Positive signals continue to issue forth for US home builders. The National Association of Homebuilders (NAHB)/Wells Fargo housing market index rose 2 points in August, to 37, the highest index reading since February 2007. An index reading below 50 indicates that more builders view sales conditions as poor than view them as good. Still, the reading is much better than expected.
The August gain follows a 6-point increase in July, and led the NAHB’s chairman to note:
This fourth consecutive increase in builder confidence provides further evidence of the gradual strengthening that’s occurring in many housing markets and providing a needed boost to local economies. However, we are still at a very fragile stage of this process and builders continue to express frustration regarding the inventory of distressed properties, inaccurate appraisal values, and the difficulty of accessing credit for both building and buying homes.
It shouldn’t be too long before the NAHB stops complaining about the inventory of distressed properties, which has been falling for several months now.

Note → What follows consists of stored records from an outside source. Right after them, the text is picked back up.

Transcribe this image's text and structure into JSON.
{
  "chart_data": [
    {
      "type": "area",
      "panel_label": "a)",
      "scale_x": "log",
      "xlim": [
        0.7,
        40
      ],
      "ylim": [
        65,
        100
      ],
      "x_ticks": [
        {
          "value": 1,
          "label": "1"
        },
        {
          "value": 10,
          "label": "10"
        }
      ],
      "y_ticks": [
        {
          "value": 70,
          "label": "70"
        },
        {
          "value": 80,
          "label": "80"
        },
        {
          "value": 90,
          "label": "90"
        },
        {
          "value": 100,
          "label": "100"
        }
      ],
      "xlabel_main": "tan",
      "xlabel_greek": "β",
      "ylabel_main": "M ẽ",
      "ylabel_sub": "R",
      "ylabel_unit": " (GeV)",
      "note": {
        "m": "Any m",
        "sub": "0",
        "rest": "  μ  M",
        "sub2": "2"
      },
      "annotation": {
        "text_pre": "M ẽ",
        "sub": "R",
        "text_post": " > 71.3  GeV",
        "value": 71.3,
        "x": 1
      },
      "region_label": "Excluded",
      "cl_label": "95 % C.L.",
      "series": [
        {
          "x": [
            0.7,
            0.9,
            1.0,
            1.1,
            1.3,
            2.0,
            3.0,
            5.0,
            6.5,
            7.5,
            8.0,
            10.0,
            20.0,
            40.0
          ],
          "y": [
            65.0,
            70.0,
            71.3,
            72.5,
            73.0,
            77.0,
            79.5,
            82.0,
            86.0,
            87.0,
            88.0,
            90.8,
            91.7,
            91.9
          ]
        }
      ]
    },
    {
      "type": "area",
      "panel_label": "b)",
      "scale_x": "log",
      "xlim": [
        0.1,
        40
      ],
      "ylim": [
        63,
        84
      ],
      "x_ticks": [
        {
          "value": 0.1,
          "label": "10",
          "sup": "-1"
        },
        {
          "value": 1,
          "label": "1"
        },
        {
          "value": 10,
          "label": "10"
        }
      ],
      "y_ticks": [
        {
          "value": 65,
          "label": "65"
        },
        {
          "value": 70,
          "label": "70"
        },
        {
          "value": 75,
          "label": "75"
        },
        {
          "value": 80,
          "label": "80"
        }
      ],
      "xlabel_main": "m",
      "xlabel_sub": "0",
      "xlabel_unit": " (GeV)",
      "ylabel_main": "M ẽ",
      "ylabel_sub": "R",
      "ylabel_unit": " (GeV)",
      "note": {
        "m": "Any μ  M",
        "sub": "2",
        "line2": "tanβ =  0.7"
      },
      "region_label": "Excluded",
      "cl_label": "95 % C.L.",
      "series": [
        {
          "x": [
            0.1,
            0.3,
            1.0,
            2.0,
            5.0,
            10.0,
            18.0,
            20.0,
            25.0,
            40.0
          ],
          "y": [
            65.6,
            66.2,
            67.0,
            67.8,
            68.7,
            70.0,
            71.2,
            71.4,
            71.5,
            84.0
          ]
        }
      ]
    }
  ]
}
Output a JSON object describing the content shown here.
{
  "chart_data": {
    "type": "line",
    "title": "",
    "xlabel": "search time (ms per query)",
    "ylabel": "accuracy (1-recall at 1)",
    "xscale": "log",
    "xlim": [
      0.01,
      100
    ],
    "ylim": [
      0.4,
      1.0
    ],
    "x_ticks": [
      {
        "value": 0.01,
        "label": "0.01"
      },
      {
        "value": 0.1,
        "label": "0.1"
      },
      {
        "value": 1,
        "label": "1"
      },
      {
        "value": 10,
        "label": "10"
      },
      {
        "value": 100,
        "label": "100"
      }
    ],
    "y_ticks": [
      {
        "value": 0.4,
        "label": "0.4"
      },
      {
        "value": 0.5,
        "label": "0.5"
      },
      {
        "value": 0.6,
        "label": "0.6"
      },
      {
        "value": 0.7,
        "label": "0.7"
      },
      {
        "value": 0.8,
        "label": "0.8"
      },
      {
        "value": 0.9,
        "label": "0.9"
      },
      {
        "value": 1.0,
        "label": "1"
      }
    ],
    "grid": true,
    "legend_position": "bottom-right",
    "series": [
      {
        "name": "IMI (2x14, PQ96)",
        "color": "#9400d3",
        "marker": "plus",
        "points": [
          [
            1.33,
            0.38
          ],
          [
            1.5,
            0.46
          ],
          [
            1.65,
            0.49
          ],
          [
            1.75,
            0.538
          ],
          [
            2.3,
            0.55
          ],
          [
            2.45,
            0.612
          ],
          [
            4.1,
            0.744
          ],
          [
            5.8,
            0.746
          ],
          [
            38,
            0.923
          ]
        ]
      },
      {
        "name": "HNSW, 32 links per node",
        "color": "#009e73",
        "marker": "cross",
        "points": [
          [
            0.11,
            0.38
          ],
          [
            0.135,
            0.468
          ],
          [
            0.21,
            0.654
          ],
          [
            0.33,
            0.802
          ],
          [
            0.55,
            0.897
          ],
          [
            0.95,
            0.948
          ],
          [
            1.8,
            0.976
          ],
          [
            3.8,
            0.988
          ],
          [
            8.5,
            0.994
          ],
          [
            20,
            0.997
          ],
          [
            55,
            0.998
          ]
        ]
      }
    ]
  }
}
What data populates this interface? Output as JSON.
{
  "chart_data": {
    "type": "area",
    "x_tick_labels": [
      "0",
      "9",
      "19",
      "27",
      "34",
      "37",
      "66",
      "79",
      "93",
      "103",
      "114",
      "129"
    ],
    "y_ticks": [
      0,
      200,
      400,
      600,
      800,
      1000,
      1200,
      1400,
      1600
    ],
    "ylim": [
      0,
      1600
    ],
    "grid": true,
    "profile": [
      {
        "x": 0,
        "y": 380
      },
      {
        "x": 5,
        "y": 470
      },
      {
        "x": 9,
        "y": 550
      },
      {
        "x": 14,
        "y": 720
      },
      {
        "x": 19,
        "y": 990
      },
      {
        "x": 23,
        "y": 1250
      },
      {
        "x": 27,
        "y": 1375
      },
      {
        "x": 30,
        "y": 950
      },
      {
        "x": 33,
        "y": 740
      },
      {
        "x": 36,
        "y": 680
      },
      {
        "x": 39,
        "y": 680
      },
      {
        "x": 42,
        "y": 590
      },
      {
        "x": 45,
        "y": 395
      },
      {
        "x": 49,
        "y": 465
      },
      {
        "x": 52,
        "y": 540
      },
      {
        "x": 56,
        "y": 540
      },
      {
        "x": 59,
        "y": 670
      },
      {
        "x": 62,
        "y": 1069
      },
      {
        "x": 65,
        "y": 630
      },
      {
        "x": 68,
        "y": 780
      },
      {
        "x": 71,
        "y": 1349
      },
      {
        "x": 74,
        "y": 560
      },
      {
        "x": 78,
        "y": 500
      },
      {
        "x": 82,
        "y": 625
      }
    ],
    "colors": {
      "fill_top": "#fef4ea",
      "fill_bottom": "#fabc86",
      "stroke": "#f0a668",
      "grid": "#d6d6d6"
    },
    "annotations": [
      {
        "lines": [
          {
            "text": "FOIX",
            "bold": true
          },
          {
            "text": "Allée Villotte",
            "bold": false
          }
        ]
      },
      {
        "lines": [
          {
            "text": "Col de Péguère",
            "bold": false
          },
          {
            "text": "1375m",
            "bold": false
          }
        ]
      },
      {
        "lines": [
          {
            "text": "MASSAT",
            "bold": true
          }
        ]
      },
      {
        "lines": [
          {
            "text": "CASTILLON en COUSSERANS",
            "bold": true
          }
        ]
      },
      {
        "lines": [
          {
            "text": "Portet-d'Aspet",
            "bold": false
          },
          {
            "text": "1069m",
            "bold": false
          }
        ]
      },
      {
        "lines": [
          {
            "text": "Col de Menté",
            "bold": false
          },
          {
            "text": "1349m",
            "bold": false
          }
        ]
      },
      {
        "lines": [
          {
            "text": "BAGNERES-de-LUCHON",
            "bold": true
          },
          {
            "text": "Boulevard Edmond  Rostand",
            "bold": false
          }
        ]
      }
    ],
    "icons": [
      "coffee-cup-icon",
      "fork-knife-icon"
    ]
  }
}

The inventory of new and existing properties for sale dropped by another -19.25% in July, following a drop of -19.35% in June according to data from the National Association of Realtors.
As the inventory continues to fall and home prices stabilize or rise, the outlook for home builders improves, although that’s hard to prove based on today’s share prices for US builders. Rising prices are likely the cause of today’s sell-off in homebuilders’ shares.
KB Home (NYSE: KBH) is down -3.3% at $10.10 in a 52-week range of $5.02-$13.12.
Lennar Corp. (NYSE: LEN) is down -0.5% at $31.13 in a 52-week range of $12.14-$31.90.
The iShares Dow Jones US Home Construction ETF (NYSEMKT: ITB) is down -0.75% at $17.14 in a 52-week range of $8.21-$17.47.